To use it here, I modified my second invocation of loc to use two arguments – not just a row selector (the slice), but also the column selector ('data). Then I ran value_counts on that series. The index for this series were the location names, and the values (numbers) were the number of times that a rocket alert was sounded there. I then used head(50) to find the 50 places with the most alerts:


(
    df
    .loc[pd.col('category') == 1]
    .loc['2026-02-28':, 'data']
    .value_counts()
    .head(50)
)

The result:

data	count
Ramat Gan - West	92
Tel Aviv - East	92
Tzafriya	91
Ariel Sharon Park	91
Givat Shmuel	91
Mishmar HaShiva	90
Beit Dagan	90
Kiryat Ono	90
Ramat Gan - East	90
Holon	90
Or Yehuda	90
Azor	90
Givatayim	90
Beit Arif	89
Hamd	89
Tirat Yehuda	89
Yagel	89
Airport City	89
Ganot	89
Ma'as	89
Mikve Israel	89
Savyon	89
Petah Tikva	89
Bnei Brak	89
Gat Rimon	89
Bnei Atarot	89
Nahalim	89
Gane Tikva	89
Magshimim	89
Mazor	89
Bareqet	88
Kfar Chabad	88
Rishon LeZion - East	88
Be'erot Yitzhak	88
Tel Aviv - South City and Jaffa	88
Yehud Monosson	88
Rantiyya	88
Nofech	88
Rishon LeZion - West	88
Shoham	87
Olam Hesed Farm	87
Ofrim	87
Givat Kaf-Het	87
Tel Aviv - City Center	87
Tel Aviv - Beyond the Yarkon	87
Bat Yam	87
Nahshonim	87
Hevel Modi'in Shoham Industrial Zone	87
Ahiezer	87
Avihai Farm	86

Some cities, such as Tel Aviv, are divided into regions, and have more than one location name. Others are small enough to have ea single region.

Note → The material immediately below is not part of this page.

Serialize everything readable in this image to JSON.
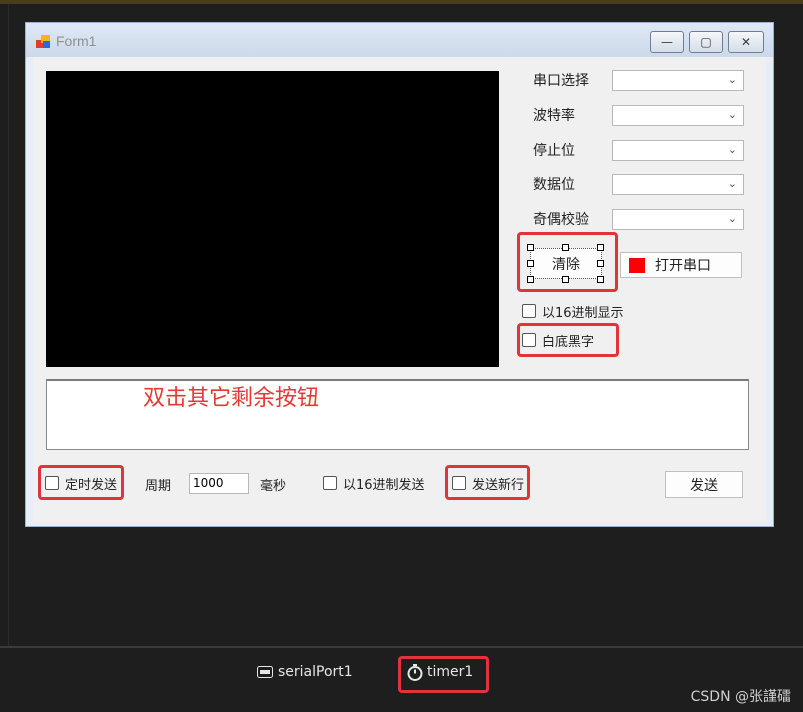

Remember that just because there's an alarm, it doesn't mean that a missile hit there! The alerts are based on the trajectory of the missiles, in order to get anyone in its rough targeted area to safety before it hits or (more likely) before shrapnel from the Arrow or Iron Dome reaches the ground.

Which locations had the largest number of hits? We can see that from the top of the list, but we can also grab all of those locations by calculating the maximum value, and keeping all rows with that:


(
    df
    .loc[pd.col('category') == 1]
    .loc['2026-02-28':, 'data']
    .value_counts()
    .loc[lambda s_: s_ == s_.max()]
)

Here, I used loc, much as I did before – but I used lambda, rather than pd.col, because I'm working with a series, rather than a data frame – and pd.col only works with data frames. We thus use lambda to compare each value in the series with the maximum value in the series:

data	count
Ramat Gan - West	92
Tel Aviv - East	92

Sure enough, it's the top two rows from our previous solution, the eastern portion of Tel Aviv and the western portion of Ramat Gan (a city right next to Tel Aviv).